Reclaiming Peace
Friday 9 February 2007
This year’s UNA production of The Vagina Monologues was, once again, a powerful, hilarious, unsettling, and heart-breaking experience. Even more so, for me, as several past and present students performed: Katie Brown, Emma Schartner, Keri Massa, Irum Javed, Sara Wall, Liz Toecker, and Megan Heeney, all under the wise and steady directoring of Rachel Buckler.
Jeni Poell took my Social Justice class in fall 2001 and that November went to a workshop in Boston with Eve Ensler on how to do a production of the monologues. Shortly thereafter, she and other students organized the first performance of The Vagina Monologues on SLU’s campus in time for Valentine’s Day, 2002. Jeni, Cassie Selby and the others involved in that first production would be proud to see these young women carry on this important work of raising awareness about the experiences of women in our lives and around the world. Funds raised from this weekend’s performances benefit the local Women’s Safe House and Karen House.

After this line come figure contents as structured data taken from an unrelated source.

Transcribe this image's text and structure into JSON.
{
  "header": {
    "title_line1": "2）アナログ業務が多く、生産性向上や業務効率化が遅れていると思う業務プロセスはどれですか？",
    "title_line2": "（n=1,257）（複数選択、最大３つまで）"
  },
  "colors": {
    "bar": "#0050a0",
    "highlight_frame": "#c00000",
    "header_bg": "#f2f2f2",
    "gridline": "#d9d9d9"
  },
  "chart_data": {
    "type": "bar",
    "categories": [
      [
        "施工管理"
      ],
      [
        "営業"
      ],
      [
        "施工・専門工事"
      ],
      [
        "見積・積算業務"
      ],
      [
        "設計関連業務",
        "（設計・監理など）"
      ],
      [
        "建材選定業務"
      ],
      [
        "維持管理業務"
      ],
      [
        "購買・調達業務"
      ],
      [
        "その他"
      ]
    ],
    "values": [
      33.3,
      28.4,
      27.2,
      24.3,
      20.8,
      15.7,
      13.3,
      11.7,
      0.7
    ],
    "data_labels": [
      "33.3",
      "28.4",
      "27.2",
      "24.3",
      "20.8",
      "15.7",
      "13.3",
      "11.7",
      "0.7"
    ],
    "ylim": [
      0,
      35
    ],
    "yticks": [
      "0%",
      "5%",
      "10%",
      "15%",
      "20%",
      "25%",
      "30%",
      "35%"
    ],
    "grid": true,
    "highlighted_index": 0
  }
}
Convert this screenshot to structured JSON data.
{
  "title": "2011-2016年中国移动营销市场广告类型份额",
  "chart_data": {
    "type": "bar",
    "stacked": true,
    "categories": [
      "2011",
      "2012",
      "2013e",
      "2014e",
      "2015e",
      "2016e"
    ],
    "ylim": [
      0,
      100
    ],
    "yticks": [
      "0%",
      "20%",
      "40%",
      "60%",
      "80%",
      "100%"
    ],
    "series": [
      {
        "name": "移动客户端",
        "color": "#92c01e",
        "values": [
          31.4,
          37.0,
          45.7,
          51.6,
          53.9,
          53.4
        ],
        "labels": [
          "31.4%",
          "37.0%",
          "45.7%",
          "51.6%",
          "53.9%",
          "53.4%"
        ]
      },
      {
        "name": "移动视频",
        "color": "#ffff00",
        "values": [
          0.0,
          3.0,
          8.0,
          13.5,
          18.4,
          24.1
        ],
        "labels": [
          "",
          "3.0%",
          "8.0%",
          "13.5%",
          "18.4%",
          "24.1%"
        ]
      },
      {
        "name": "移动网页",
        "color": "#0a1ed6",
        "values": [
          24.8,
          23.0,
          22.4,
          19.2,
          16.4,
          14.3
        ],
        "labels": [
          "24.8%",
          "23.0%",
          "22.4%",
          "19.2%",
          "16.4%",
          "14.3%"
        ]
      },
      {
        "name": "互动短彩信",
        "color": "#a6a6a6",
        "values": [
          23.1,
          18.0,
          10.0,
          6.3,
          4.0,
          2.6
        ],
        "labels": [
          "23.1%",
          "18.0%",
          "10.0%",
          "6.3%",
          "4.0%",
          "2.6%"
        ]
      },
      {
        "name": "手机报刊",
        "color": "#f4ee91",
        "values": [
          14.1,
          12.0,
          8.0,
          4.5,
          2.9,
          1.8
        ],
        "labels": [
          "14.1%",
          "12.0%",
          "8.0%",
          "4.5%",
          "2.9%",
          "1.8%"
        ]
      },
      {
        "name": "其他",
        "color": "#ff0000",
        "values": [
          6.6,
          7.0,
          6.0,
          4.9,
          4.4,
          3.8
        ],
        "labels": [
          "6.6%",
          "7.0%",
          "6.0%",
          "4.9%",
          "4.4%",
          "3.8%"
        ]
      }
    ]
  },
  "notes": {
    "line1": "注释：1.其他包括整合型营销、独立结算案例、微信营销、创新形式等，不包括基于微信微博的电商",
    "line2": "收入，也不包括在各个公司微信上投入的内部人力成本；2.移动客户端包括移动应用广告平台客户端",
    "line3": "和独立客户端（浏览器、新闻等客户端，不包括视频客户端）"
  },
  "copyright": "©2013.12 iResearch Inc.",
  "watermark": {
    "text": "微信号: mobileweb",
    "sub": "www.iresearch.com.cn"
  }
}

Kerri Massa wrote, “I monologue because I believe in the strength women possess–both individually and as a whole. I’m tired of people putting females down, or trying to ‘shush’ us. I also monologue because of the causes it supports–Karen House and Women’s Safe House tie in perfectly to what we’re trying to do this year–help our strong women become even stronger and RECLAIM PEACE for each and every woman, man, and child.”
And so these young women engage in those ancient yet ever timely prophetic tasks: afflicting the comfortable, and comforting the afflicted.